Le poëte frisa sa grosse moustache :

— Eh bien ! docteur, mettez-vous là. On va vous donner une assiette, et vous nous direz votre mot en déjeunant.

— Non, merci, je n’ai pas faim ; et puis ce que j’ai à vous dire, ainsi qu’à madame — il salua Charlotte qui venait d’entrer — est tout à fait confidentiel.

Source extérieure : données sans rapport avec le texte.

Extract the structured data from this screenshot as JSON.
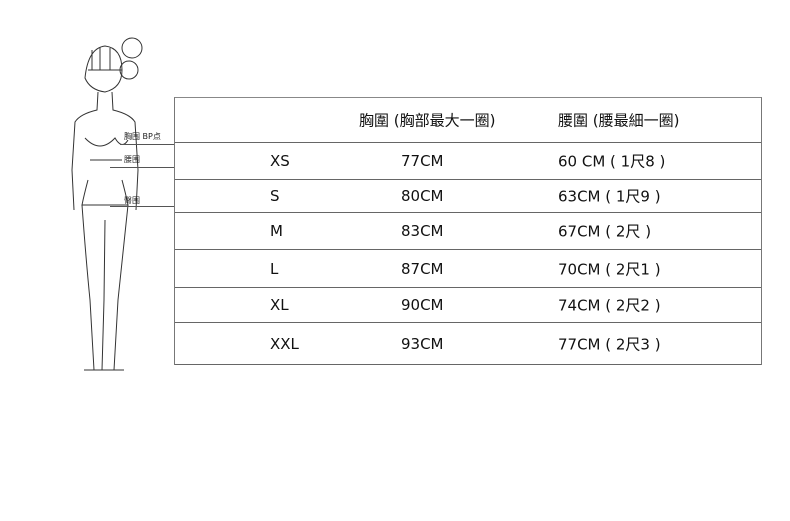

— Je me doute bien de ce qui vous amène, dit d’Argenton qui se souciait peu d’un tête-à-tête avec le médecin. C’est pour l’enfant, n’est-ce pas ?

— Tout juste, pour l’enfant.

— Dans ce cas, vous pouvez parler. Ces messieurs savent ce dont il s’agit, et j’apporte dans tous mes actes assez de loyauté et de désintéressement pour ne pas craindre la lumière.

— Mais, mon ami… hasarda Charlotte que cette explication devant tous épouvantait pour plusieurs raisons.